La rimozione sociale di un fatto come questo segue tappe e usa dispositivi collaudati. La citazione di Martin Niemöller ne rappresenta un esempio istruttivo. In ogni società umana confiscare o mutilare i diritti di una parte del popolo equivale a sottrarli a tutti. Il corpo sociale nel suo insieme si indebolisce. I diritti in effetti sono indivisibili. L’ablazione dei diritti di una parte dei cittadini abbassa “le difese” etiche e dunque democratiche di tutta la società. La strategia di rimozione facilita l’uso della dimenticanza o dell’amnesia. Quest’ultima è una malattia che implica la perdita o una drastica diminuzione della memoria. Il tempo gioca la sua parte coprendo gli avvenimenti di una coltre di polvere nella speranza di nasconderli agli occhi della memoria. C’è allora il vento del deserto che spazza e mette a nudo la verità.

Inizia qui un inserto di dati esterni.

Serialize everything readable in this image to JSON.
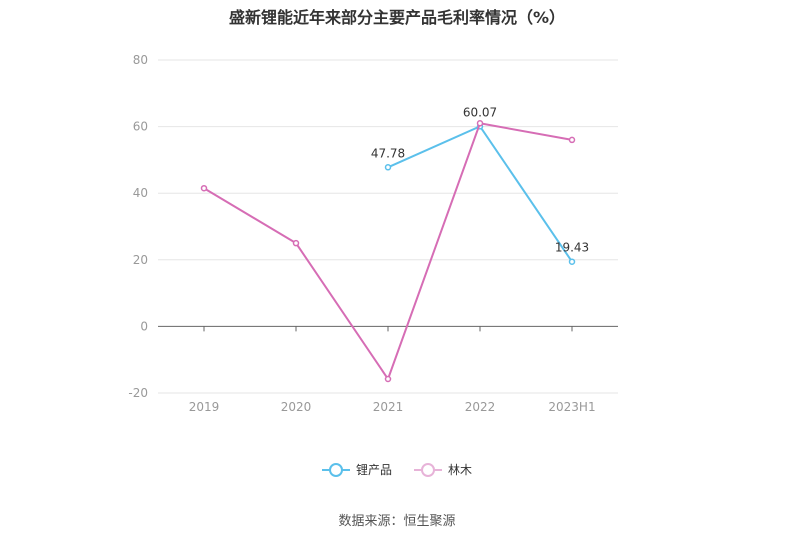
{
  "chart_data": {
    "type": "line",
    "title": "盛新锂能近年来部分主要产品毛利率情况（%）",
    "categories": [
      "2019",
      "2020",
      "2021",
      "2022",
      "2023H1"
    ],
    "ylim": [
      -20,
      80
    ],
    "yticks": [
      "80",
      "60",
      "40",
      "20",
      "0",
      "-20"
    ],
    "grid": true,
    "legend_position": "bottom",
    "series": [
      {
        "name": "锂产品",
        "color": "#5bc0eb",
        "values": [
          null,
          null,
          47.78,
          60.07,
          19.43
        ],
        "labels": [
          null,
          null,
          "47.78",
          "60.07",
          "19.43"
        ]
      },
      {
        "name": "林木",
        "color": "#d66db5",
        "values": [
          41.5,
          25.0,
          -15.8,
          61.0,
          56.0
        ],
        "labels": [
          null,
          null,
          null,
          null,
          null
        ]
      }
    ]
  },
  "source": "数据来源：恒生聚源"
}
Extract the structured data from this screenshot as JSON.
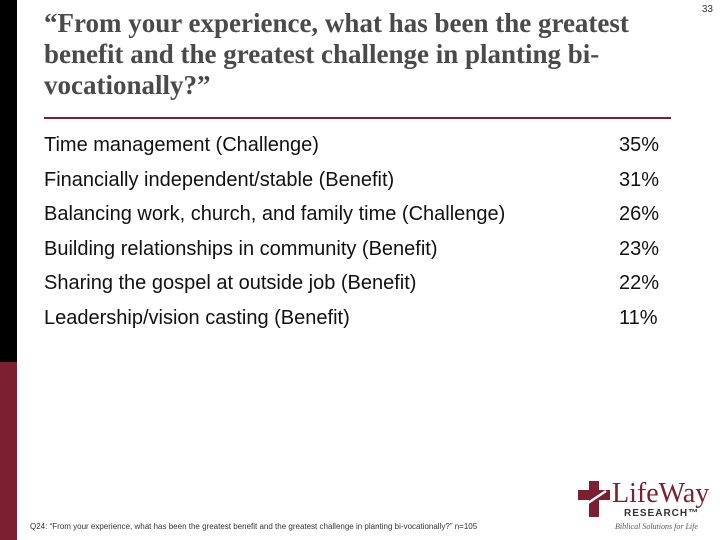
{
  "page_number": "33",
  "title": "“From your experience, what has been the greatest benefit and the greatest challenge in planting bi-vocationally?”",
  "items": [
    {
      "label": "Time management (Challenge)",
      "value": "35%"
    },
    {
      "label": "Financially independent/stable (Benefit)",
      "value": "31%"
    },
    {
      "label": "Balancing work, church, and family time (Challenge)",
      "value": "26%"
    },
    {
      "label": "Building relationships in community (Benefit)",
      "value": "23%"
    },
    {
      "label": "Sharing the gospel at outside job (Benefit)",
      "value": "22%"
    },
    {
      "label": "Leadership/vision casting (Benefit)",
      "value": "11%"
    }
  ],
  "footnote": "Q24: “From your experience, what has been the greatest benefit and the greatest challenge in planting bi-vocationally?” n=105",
  "logo": {
    "brand": "LifeWay",
    "research": "RESEARCH™",
    "tagline": "Biblical Solutions for Life"
  },
  "colors": {
    "accent": "#7b1f31",
    "left_bar_top": "#000000",
    "title_text": "#4a4a4a"
  }
}
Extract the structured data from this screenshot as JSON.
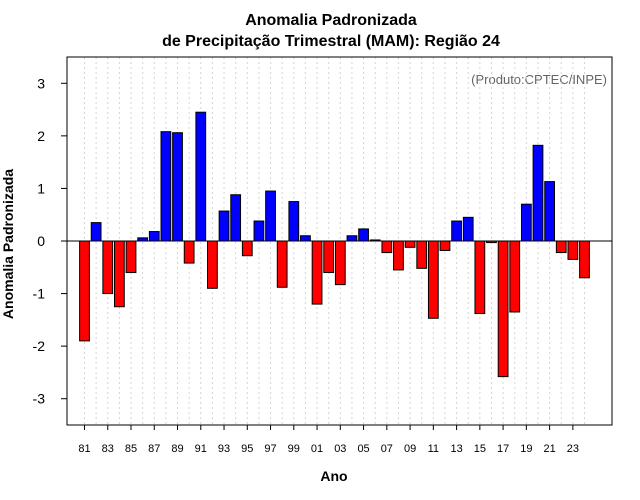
{
  "chart_data": {
    "type": "bar",
    "title": "Anomalia Padronizada",
    "subtitle": "de Precipitação Trimestral (MAM): Região 24",
    "xlabel": "Ano",
    "ylabel": "Anomalia Padronizada",
    "credit": "(Produto:CPTEC/INPE)",
    "ylim": [
      -3.5,
      3.5
    ],
    "yticks": [
      -3,
      -2,
      -1,
      0,
      1,
      2,
      3
    ],
    "positive_color": "#0000ff",
    "negative_color": "#ff0000",
    "categories": [
      "81",
      "82",
      "83",
      "84",
      "85",
      "86",
      "87",
      "88",
      "89",
      "90",
      "91",
      "92",
      "93",
      "94",
      "95",
      "96",
      "97",
      "98",
      "99",
      "00",
      "01",
      "02",
      "03",
      "04",
      "05",
      "06",
      "07",
      "08",
      "09",
      "10",
      "11",
      "12",
      "13",
      "14",
      "15",
      "16",
      "17",
      "18",
      "19",
      "20",
      "21",
      "22",
      "23",
      "24"
    ],
    "xtick_labels": [
      "81",
      "83",
      "85",
      "87",
      "89",
      "91",
      "93",
      "95",
      "97",
      "99",
      "01",
      "03",
      "05",
      "07",
      "09",
      "11",
      "13",
      "15",
      "17",
      "19",
      "21",
      "23"
    ],
    "values": [
      -1.9,
      0.35,
      -1.0,
      -1.25,
      -0.6,
      0.06,
      0.18,
      2.08,
      2.06,
      -0.42,
      2.45,
      -0.9,
      0.57,
      0.88,
      -0.28,
      0.38,
      0.95,
      -0.88,
      0.75,
      0.1,
      -1.2,
      -0.6,
      -0.83,
      0.1,
      0.23,
      0.02,
      -0.22,
      -0.55,
      -0.12,
      -0.52,
      -1.47,
      -0.18,
      0.38,
      0.45,
      -1.38,
      -0.03,
      -2.58,
      -1.35,
      0.7,
      1.82,
      1.13,
      -0.22,
      -0.35,
      -0.7
    ]
  }
}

All’epoca dei fatti le reazioni alle distruzioni delle chiese sono stati assai timide. La sorpresa, lo sconcerto e la vergogna per l’accaduto avevano paralizzato anche le menti più lucide. In questo anche la paura aveva giocato un ruolo importante. I fatti di Parigi con la pubblicazione “blasfema” della vignetta domandavano una giusta riparazione e vendetta. Le Chiese cristiane e quanto di occidentale sembrava apparire complice del misfatto erano da punire. Fuoco eterno per gli infedeli. Una grande manifestazione governativa contro Boko Haram aveva chiuso la bocca a ogni altra reazione della società civile.In fondo era accaduto solo quanto ci si era meritato.

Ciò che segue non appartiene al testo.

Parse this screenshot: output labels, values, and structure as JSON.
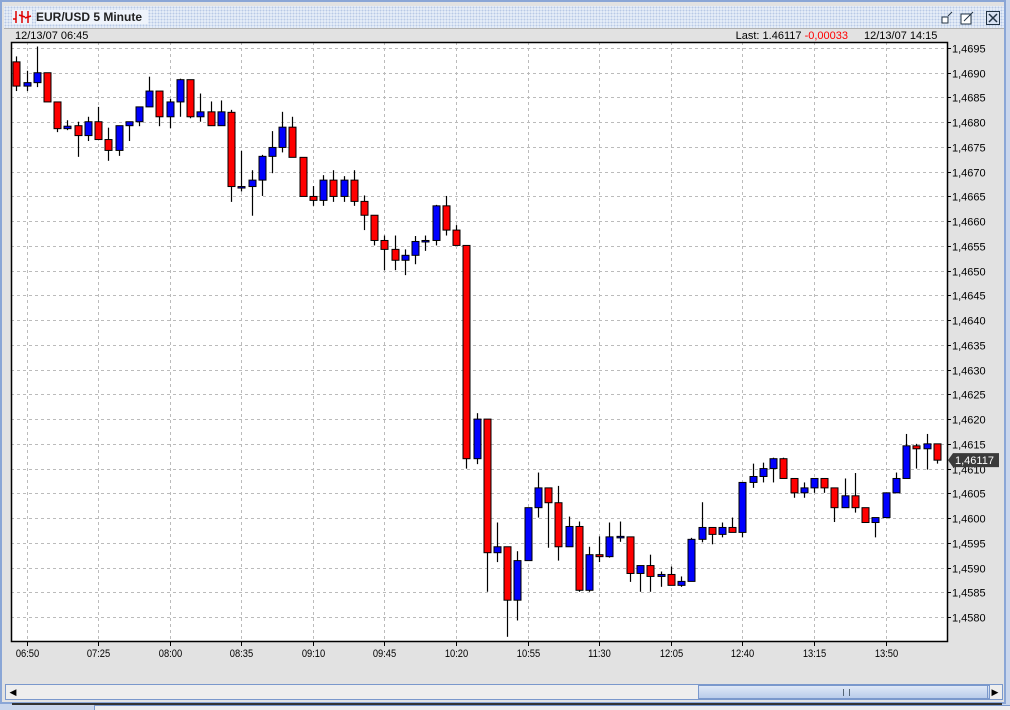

I responsabili delle Chiese cristiane, assieme alle comunità, si erano affrettati ad offrire il perdono a coloro che avevano perpetrato detta violenza. Perdonare prima ancora di sapere chi si perdona è un gesto di coraggio e di follia. Un perdono senza condizioni e senza complessi di inferiorità. Un perdono come fatto totale.

Il perdono non è sinonimo di dimenticanza e neppure di impunità. Sarebbe tradire due volte i morti, le sofferenze e l’umiliazione di essere stati profanati nell’intimo della coscienza. La memoria sviluppa una relazione dinamica col passato e così può generare futuro. Non si cambia il passato ma può cambiare lo sguardo su di esso. Il perdono implica la verità, la giustizia e la riparazione.

Poco di questo è accaduto nella società nigerina. Col rischio di incentivare la propagazione dell’amnesia in questa parte del Sahel già dimenticato.